# W266 - Headline Project

### Split the data into train, dev, test

In [24]:
# libraries and filepaths
import os
import csv
import numpy as np
from NYT_parser import NYTArticle

root_path = './data/' # point this to the unzipped & untared data subfolder in NYT Annotated corpus 
log_file="./log_file.log" # this file contains complete list of all xml files


In [25]:
# this creates a log file containing the names of all xml files in the corpus
with open(log_file,'w',encoding='utf-8', newline='') as resultFile:
    wr = csv.writer(resultFile)
    for root, dirs, files in sorted(os.walk(root_path)):
        for file in sorted(files):
            if file.endswith(".xml"):
                filepath = os.path.join(root, file)
                if "data/" in filepath:
                    filepath = filepath[filepath.find("data/")+5:]
                wr.writerow([filepath])
            

In [26]:
# read log with all xml filenames in and put into a list
file_list = []
with open(log_file, encoding='utf-8', newline='') as f:
    reader = csv.reader(f)
    for row in reader:
        if row:
            file_list.append(row[0])

In [27]:
# check you've got it loaded
print("Read", len(file_list), "files from the log.")
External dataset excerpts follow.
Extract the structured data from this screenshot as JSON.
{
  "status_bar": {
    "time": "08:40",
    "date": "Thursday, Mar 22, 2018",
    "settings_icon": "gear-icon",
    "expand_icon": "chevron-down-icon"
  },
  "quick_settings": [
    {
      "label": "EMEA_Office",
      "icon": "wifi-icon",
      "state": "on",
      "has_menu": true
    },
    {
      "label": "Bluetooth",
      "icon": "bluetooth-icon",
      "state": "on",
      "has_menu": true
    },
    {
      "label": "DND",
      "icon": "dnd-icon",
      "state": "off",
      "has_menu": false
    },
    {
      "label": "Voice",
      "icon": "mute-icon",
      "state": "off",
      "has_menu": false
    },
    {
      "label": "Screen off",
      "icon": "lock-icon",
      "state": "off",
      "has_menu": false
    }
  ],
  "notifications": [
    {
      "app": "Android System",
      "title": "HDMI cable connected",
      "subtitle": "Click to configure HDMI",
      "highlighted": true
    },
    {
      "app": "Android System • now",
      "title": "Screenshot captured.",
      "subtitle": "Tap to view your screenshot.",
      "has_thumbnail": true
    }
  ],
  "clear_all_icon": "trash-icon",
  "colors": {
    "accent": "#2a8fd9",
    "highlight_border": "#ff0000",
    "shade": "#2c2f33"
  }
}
# should see 1855658 files

Read 1855658 files from the log.


In [28]:
# shuffle the filenames in place in the list
np.random.seed(seed=100)
np.random.shuffle(file_list)

print(file_list[0])
# expected output
# 1995/01/25/0739212.xml

1995/01/25/0739212.xml


In [29]:
# split the train, dev, test sets
num_files = len(file_list)
train_split = int(num_files * 0.7)
dev_split = train_split + int(num_files * 0.1) # rest is test
train_files = file_list[0:train_split]
dev_files = file_list[train_split:dev_split]
test_files = file_list[dev_split:]
print("There are",num_files,"total files in the dataset.")
print("There are",len(train_files),"train set files," ,len(dev_files),"dev set files,",len(test_files),"test set files.")
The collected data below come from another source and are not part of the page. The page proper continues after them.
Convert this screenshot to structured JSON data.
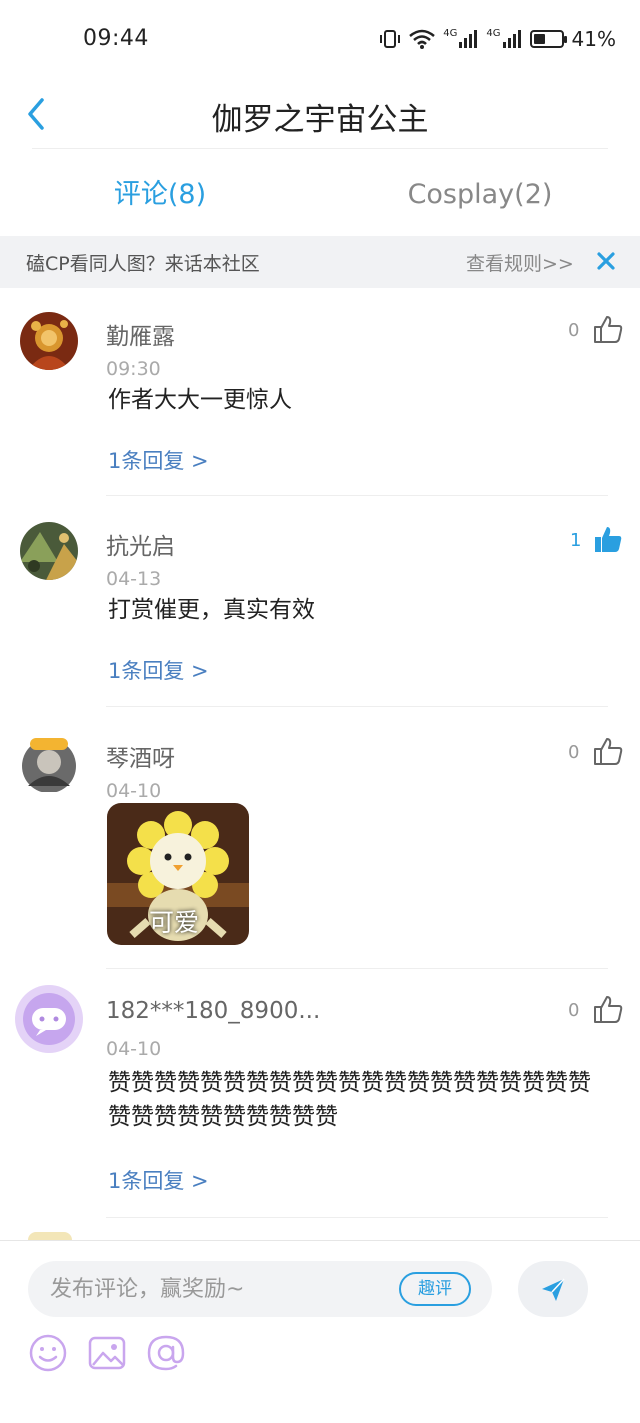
{
  "status_bar": {
    "time": "09:44",
    "signal_1": "4G",
    "signal_2": "4G",
    "battery_percent": "41%",
    "battery_level": 0.41
  },
  "header": {
    "title": "伽罗之宇宙公主",
    "back_icon": "chevron-left-icon"
  },
  "tabs": [
    {
      "label": "评论(8)",
      "active": true
    },
    {
      "label": "Cosplay(2)",
      "active": false
    }
  ],
  "banner": {
    "text": "磕CP看同人图？来话本社区",
    "rules": "查看规则>>",
    "close_icon": "close-icon"
  },
  "comments": [
    {
      "name": "勤雁露",
      "time": "09:30",
      "text": "作者大大一更惊人",
      "likes": "0",
      "liked": false,
      "reply": "1条回复 >"
    },
    {
      "name": "抗光启",
      "time": "04-13",
      "text": "打赏催更，真实有效",
      "likes": "1",
      "liked": true,
      "reply": "1条回复 >"
    },
    {
      "name": "琴酒呀",
      "time": "04-10",
      "sticker_caption": "可爱",
      "likes": "0",
      "liked": false
    },
    {
      "name": "182***180_8900...",
      "time": "04-10",
      "text": "赞赞赞赞赞赞赞赞赞赞赞赞赞赞赞赞赞赞赞赞赞赞赞赞赞赞赞赞赞赞赞",
      "likes": "0",
      "liked": false,
      "reply": "1条回复 >"
    }
  ],
  "composer": {
    "placeholder": "发布评论，赢奖励~",
    "quping_label": "趣评",
    "send_icon": "send-icon",
    "tools": [
      "emoji-icon",
      "image-icon",
      "at-icon"
    ]
  },
  "colors": {
    "accent": "#2a9fe0",
    "link": "#4a7fc0",
    "banner_bg": "#f1f2f4"
  }
}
There are 1855658 total files in the dataset.
There are 1298960 train set files, 185565 dev set files, 371133 test set files.


In [30]:
# write the train, dev, test file IDs to log files
with open("train_IDs.csv",'w') as resultFile:
    wr = csv.writer(resultFile)
    for file_id in train_files:    
        wr.writerow([file_id])
with open("dev_IDs.csv",'w') as resultFile:
    wr = csv.writer(resultFile)
    for file_id in dev_files:
        wr.writerow([file_id])
with open("test_IDs.csv",'w') as resultFile:
    wr = csv.writer(resultFile)
    for file_id in test_files:
        wr.writerow([file_id])

In [31]:
# IF YOU WANT, YOU COULD JUST START HERE
# loads in the train, dev, test file IDs into lists
train_IDs = []
dev_IDs = []
test_IDs = []
with open("train_IDs.csv", newline='') as f:
    reader = csv.reader(f)
    for row in reader:
        if row:
            train_IDs.append(row[0])
with open("dev_IDs.csv", newline='') as f:
    reader = csv.reader(f)
    for row in reader:
        if row:
            dev_IDs.append(row[0])
with open("test_IDs.csv", newline='') as f:
    reader = csv.reader(f)
    for row in reader: 
        if row:
            test_IDs.append(row[0])

In [32]:
# confirming sizes
print("There are",num_files,"total files in the dataset.")
print("There are",len(train_IDs),"train set files," ,len(dev_IDs),"dev set files,",len(test_IDs),"test set files.")

# Expected output:
# There are 1855658 total files in the dataset.
# There are 1298960 train set files, 185565 dev set files, 371133 test set files.

There are 1855658 total files in the dataset.
There are 1298960 train set files, 185565 dev set files, 371133 test set files.